Tetapi mereka tidak pernah bisa bersama, Dragon memilih jalanan untuk tempat bernaung karena salah paham pada Xin. Begitu lama dan mereka berakhir sebagai orang yang saling membenci. Tapi hari ini, Xin menyadari betapa Dragon sangat merindukan orang tua mereka.
“Kau terlihat sedikit menyedihkan, Hyung” ejek Xin melihat Dragon yang sedikit terisak tadi. Dia sendiri menghapus air mata dari sudut matanya. Dragon mendengus menatap adiknya.
“Terima kasih atas pujianmu,” cetusnya dengan nada menyebalkan. “Sebaiknya, cepatlah kembali ke Suriah dan selesaikan saja urusanmu!” umpat Dragon mendengus kesal. Sejatinya ia tengah mengingatkan Xin bahwa Jani membutuhkannya.
“Yah, setidaknya, kau bisa menjadi obat bagi Mom,” ujar Dave menyungging senyum, mengejek.
“Dan Mom bisa menjadi obat bagimu,” timpal Xin tak ada puasnya menggoda.
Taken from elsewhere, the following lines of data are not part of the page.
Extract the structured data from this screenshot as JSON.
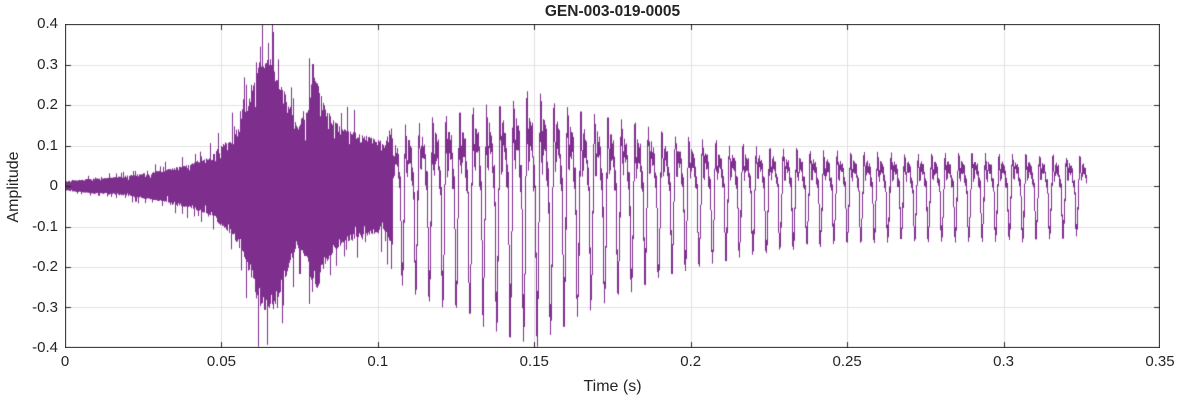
{
  "chart_data": {
    "type": "line",
    "title": "GEN-003-019-0005",
    "xlabel": "Time (s)",
    "ylabel": "Amplitude",
    "xlim": [
      0,
      0.35
    ],
    "ylim": [
      -0.4,
      0.4
    ],
    "x_ticks": [
      0,
      0.05,
      0.1,
      0.15,
      0.2,
      0.25,
      0.3,
      0.35
    ],
    "x_tick_labels": [
      "0",
      "0.05",
      "0.1",
      "0.15",
      "0.2",
      "0.25",
      "0.3",
      "0.35"
    ],
    "y_ticks": [
      -0.4,
      -0.3,
      -0.2,
      -0.1,
      0,
      0.1,
      0.2,
      0.3,
      0.4
    ],
    "y_tick_labels": [
      "-0.4",
      "-0.3",
      "-0.2",
      "-0.1",
      "0",
      "0.1",
      "0.2",
      "0.3",
      "0.4"
    ],
    "grid": true,
    "legend": "none",
    "line_color": "#7E2F8E",
    "grid_color": "#E2E2E2",
    "axis_color": "#262626",
    "waveform": {
      "duration": 0.3265,
      "peak_amplitude": 0.33,
      "min_amplitude": -0.32,
      "segments": [
        {
          "t_start": 0.0,
          "t_end": 0.048,
          "kind": "noise",
          "label": "low-level onset"
        },
        {
          "t_start": 0.048,
          "t_end": 0.1045,
          "kind": "noise",
          "label": "broadband burst"
        },
        {
          "t_start": 0.1045,
          "t_end": 0.3265,
          "kind": "periodic",
          "label": "voiced quasi-periodic tail",
          "frequency_hz": 232,
          "noise_mix": 0.12
        }
      ],
      "envelope": [
        [
          0.0,
          0.012
        ],
        [
          0.008,
          0.018
        ],
        [
          0.016,
          0.022
        ],
        [
          0.024,
          0.03
        ],
        [
          0.032,
          0.04
        ],
        [
          0.04,
          0.055
        ],
        [
          0.046,
          0.07
        ],
        [
          0.05,
          0.1
        ],
        [
          0.054,
          0.13
        ],
        [
          0.058,
          0.19
        ],
        [
          0.062,
          0.3
        ],
        [
          0.065,
          0.33
        ],
        [
          0.068,
          0.28
        ],
        [
          0.071,
          0.22
        ],
        [
          0.074,
          0.15
        ],
        [
          0.077,
          0.18
        ],
        [
          0.08,
          0.28
        ],
        [
          0.083,
          0.2
        ],
        [
          0.086,
          0.16
        ],
        [
          0.09,
          0.14
        ],
        [
          0.094,
          0.13
        ],
        [
          0.098,
          0.12
        ],
        [
          0.102,
          0.11
        ],
        [
          0.105,
          0.16
        ],
        [
          0.11,
          0.19
        ],
        [
          0.118,
          0.21
        ],
        [
          0.126,
          0.23
        ],
        [
          0.134,
          0.25
        ],
        [
          0.142,
          0.27
        ],
        [
          0.15,
          0.29
        ],
        [
          0.156,
          0.27
        ],
        [
          0.162,
          0.24
        ],
        [
          0.17,
          0.22
        ],
        [
          0.178,
          0.2
        ],
        [
          0.186,
          0.18
        ],
        [
          0.194,
          0.16
        ],
        [
          0.202,
          0.145
        ],
        [
          0.21,
          0.135
        ],
        [
          0.22,
          0.125
        ],
        [
          0.23,
          0.115
        ],
        [
          0.24,
          0.11
        ],
        [
          0.252,
          0.105
        ],
        [
          0.264,
          0.1
        ],
        [
          0.278,
          0.1
        ],
        [
          0.292,
          0.1
        ],
        [
          0.306,
          0.1
        ],
        [
          0.316,
          0.095
        ],
        [
          0.3265,
          0.09
        ]
      ]
    }
  }
}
“Aku bisa menyumpali mulutmu dengan tanganku, Xin. Jadi berhentilah mengoceh,” ancam Dragon yang diterima kekahan oleh adiknya.
“Hah, baiklah. Kita berpisah di sini,” kata Xin mulai serius. “Dave, Drag. Aku menitipkan Hujan dan Sky pada kalian,” lanjutnya seraya berpamitan.
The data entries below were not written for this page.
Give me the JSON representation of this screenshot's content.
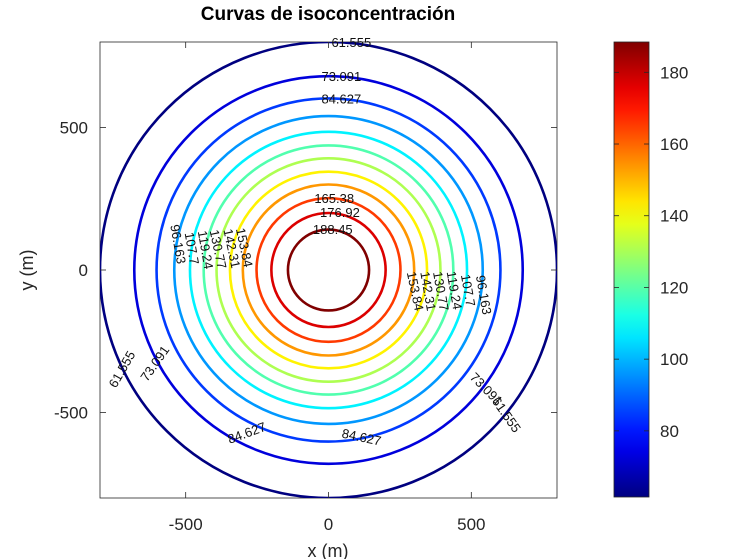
{
  "chart_data": {
    "type": "contour",
    "title": "Curvas de isoconcentración",
    "xlabel": "x (m)",
    "ylabel": "y (m)",
    "xlim": [
      -800,
      800
    ],
    "ylim": [
      -800,
      800
    ],
    "xticks": [
      -500,
      0,
      500
    ],
    "yticks": [
      -500,
      0,
      500
    ],
    "tick_labels_x": [
      "-500",
      "0",
      "500"
    ],
    "tick_labels_y": [
      "-500",
      "0",
      "500"
    ],
    "colormap": "jet",
    "colorbar": {
      "range": [
        61.555,
        188.45
      ],
      "ticks": [
        80,
        100,
        120,
        140,
        160,
        180
      ],
      "tick_labels": [
        "80",
        "100",
        "120",
        "140",
        "160",
        "180"
      ]
    },
    "center": [
      0,
      0
    ],
    "levels": [
      {
        "value": 61.555,
        "label": "61.555",
        "radius": 800
      },
      {
        "value": 73.091,
        "label": "73.091",
        "radius": 680
      },
      {
        "value": 84.627,
        "label": "84.627",
        "radius": 602
      },
      {
        "value": 96.163,
        "label": "96.163",
        "radius": 540
      },
      {
        "value": 107.7,
        "label": "107.7",
        "radius": 485
      },
      {
        "value": 119.24,
        "label": "119.24",
        "radius": 437
      },
      {
        "value": 130.77,
        "label": "130.77",
        "radius": 392
      },
      {
        "value": 142.31,
        "label": "142.31",
        "radius": 345
      },
      {
        "value": 153.84,
        "label": "153.84",
        "radius": 300
      },
      {
        "value": 165.38,
        "label": "165.38",
        "radius": 252
      },
      {
        "value": 176.92,
        "label": "176.92",
        "radius": 200
      },
      {
        "value": 188.45,
        "label": "188.45",
        "radius": 142
      }
    ],
    "contour_labels": [
      {
        "text": "61.555",
        "x": 80,
        "y": 795,
        "angle": 0
      },
      {
        "text": "73.091",
        "x": 45,
        "y": 675,
        "angle": 0
      },
      {
        "text": "84.627",
        "x": 45,
        "y": 597,
        "angle": 0
      },
      {
        "text": "165.38",
        "x": 20,
        "y": 248,
        "angle": 0
      },
      {
        "text": "176.92",
        "x": 40,
        "y": 198,
        "angle": 0
      },
      {
        "text": "188.45",
        "x": 15,
        "y": 138,
        "angle": 0
      },
      {
        "text": "96.163",
        "x": -530,
        "y": 90,
        "angle": -80
      },
      {
        "text": "107.7",
        "x": -482,
        "y": 75,
        "angle": -80
      },
      {
        "text": "119.24",
        "x": -434,
        "y": 70,
        "angle": -80
      },
      {
        "text": "130.77",
        "x": -390,
        "y": 72,
        "angle": -78
      },
      {
        "text": "142.31",
        "x": -342,
        "y": 75,
        "angle": -78
      },
      {
        "text": "153.84",
        "x": -298,
        "y": 78,
        "angle": -78
      },
      {
        "text": "153.84",
        "x": 300,
        "y": -75,
        "angle": -78
      },
      {
        "text": "142.31",
        "x": 345,
        "y": -75,
        "angle": -80
      },
      {
        "text": "130.77",
        "x": 390,
        "y": -75,
        "angle": -80
      },
      {
        "text": "119.24",
        "x": 437,
        "y": -72,
        "angle": -80
      },
      {
        "text": "107.7",
        "x": 485,
        "y": -72,
        "angle": -80
      },
      {
        "text": "96.163",
        "x": 540,
        "y": -88,
        "angle": -80
      },
      {
        "text": "73.091",
        "x": -605,
        "y": -330,
        "angle": 55
      },
      {
        "text": "61.555",
        "x": -720,
        "y": -350,
        "angle": 60
      },
      {
        "text": "84.627",
        "x": -285,
        "y": -575,
        "angle": 20
      },
      {
        "text": "84.627",
        "x": 115,
        "y": -590,
        "angle": -12
      },
      {
        "text": "73.091",
        "x": 550,
        "y": -420,
        "angle": -45
      },
      {
        "text": "61.555",
        "x": 620,
        "y": -510,
        "angle": -55
      }
    ]
  }
}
“Tanpa kau katakan juga, aku tahu tanggung jawabku sebagai Ayah,” kilah Dragon. Xin hanya mengerling kasar padanya.
“Hu, aku berangkat. Maaf, karena aku harus meninggalkanmu di saat seperti ini. Namun aku janji, Hu. Aku akan kembali untukmu,” kata Xin memeluk erat tubuh Jani. Wanita itu membiarkan dirinya sejenak dalam rangkulan Xin.
“Terima kasih, Xin. Aku pasti akan menunggu,” balas Jani dalam suara serak, tapi ia enggan menatap Xin. Melambai dan berlalu. Mereka pun berpisah sampai disitu.
***
Setibanya di Crimea, Jani lekas masuk dan mengurung diri di kamar. Duduk merenung di atas ranjang, sembari menatap laut lepas dari jendela kamarnya. Entah apa yang saat ini wanita itu pikirkan. Hanya ada kekosongan yang kembali menyelimutinya. Berbalik, saat merasakan tangan mungil menyentuh tangannya dengan ragu-ragu.
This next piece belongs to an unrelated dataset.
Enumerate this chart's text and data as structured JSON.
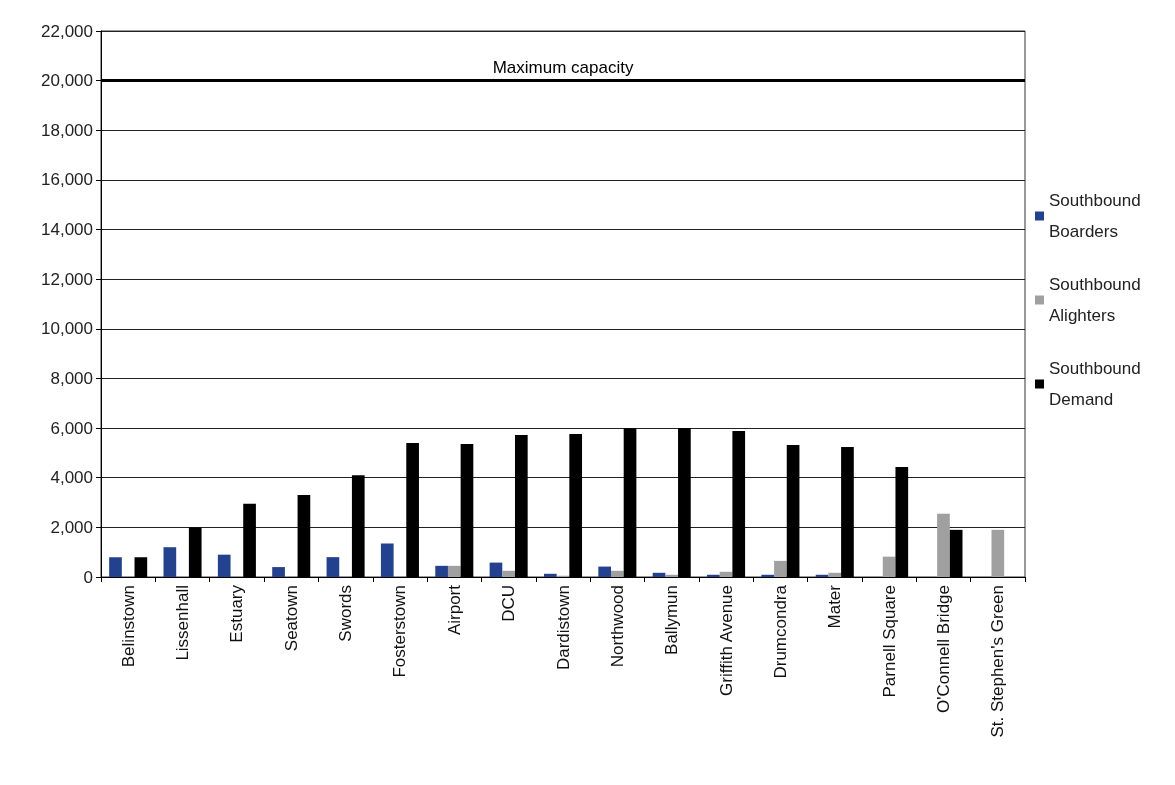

Tatapan mereka bertemu, Sky tersenyum sendu pada Jani. Sang ibu hanya membalas senyum lirih, lalu mengangkat tubuh Sky dan meletakkannya disamping. Persis di sisinya.
“Sky tidak lelah?” tanya Jani sembari mengelus sayang pipi sang putra. Bocah itu menatapnya dengan mata berbinar. Dua hari ia seperti tidak dihiraukan ibunya, membuat batin kecil Sky seperti merasa disingkirkan.
“Tidak, Sky tidak lelah. Mama lelah?” tanya Sky polos. Ia menyentuh lengan Jani dengan sangat hati-hati seolah sentuhannya bisa menyakiti sang ibu. Jani menatapnya seraya mengangguk kecil.
“Mama lelah, Sayang. Sangat lelah,” ungkap Jani sembari memeluk tubuh Sky yang hangat.
“Mama mau bobok? Sky peluk?” tawar Sky menepuk-nepuk kasur Jani, seolah mengajak sang ibu untuk berbaring dan dia akan mendendangkan lagu pengantar tidur. Tersenyum lirih, Jani mengangguk dan lekas menuruti kata sang buah hati. Mengambil posisi terlentang, dengan Sky yang memeluknya hangat dari samping
“Sky sayang, Mama,” ungkap Sky yang ditutup kecupan hangat pada pipi sang bunda. Tersenyum tulus, Jani merangkul tubuh anaknya.
“Mama juga, Sayang.”
***
Suriah suatu sore
Xin yang baru saja tiba di markas pusat, lekas memasuki ruang Komandan dengan perasaan dongkolnya. Tak peduli seberapa kuat para penjaga menahan, lelaki itu masuk dengan paksa.
Brak!
Xin mengembalikan sebuah dokumen yang diletakkan kasar pada meja komandannya. Laki-laki berusia 50an tahun itu menatapnya dengan sedikit menarik garis bibirnya. Alisnya terangkat melihat ketidaksopanan yang ada di hadapannya. Tapi begitu mengenali Xin, ia hanya menghempas nafas.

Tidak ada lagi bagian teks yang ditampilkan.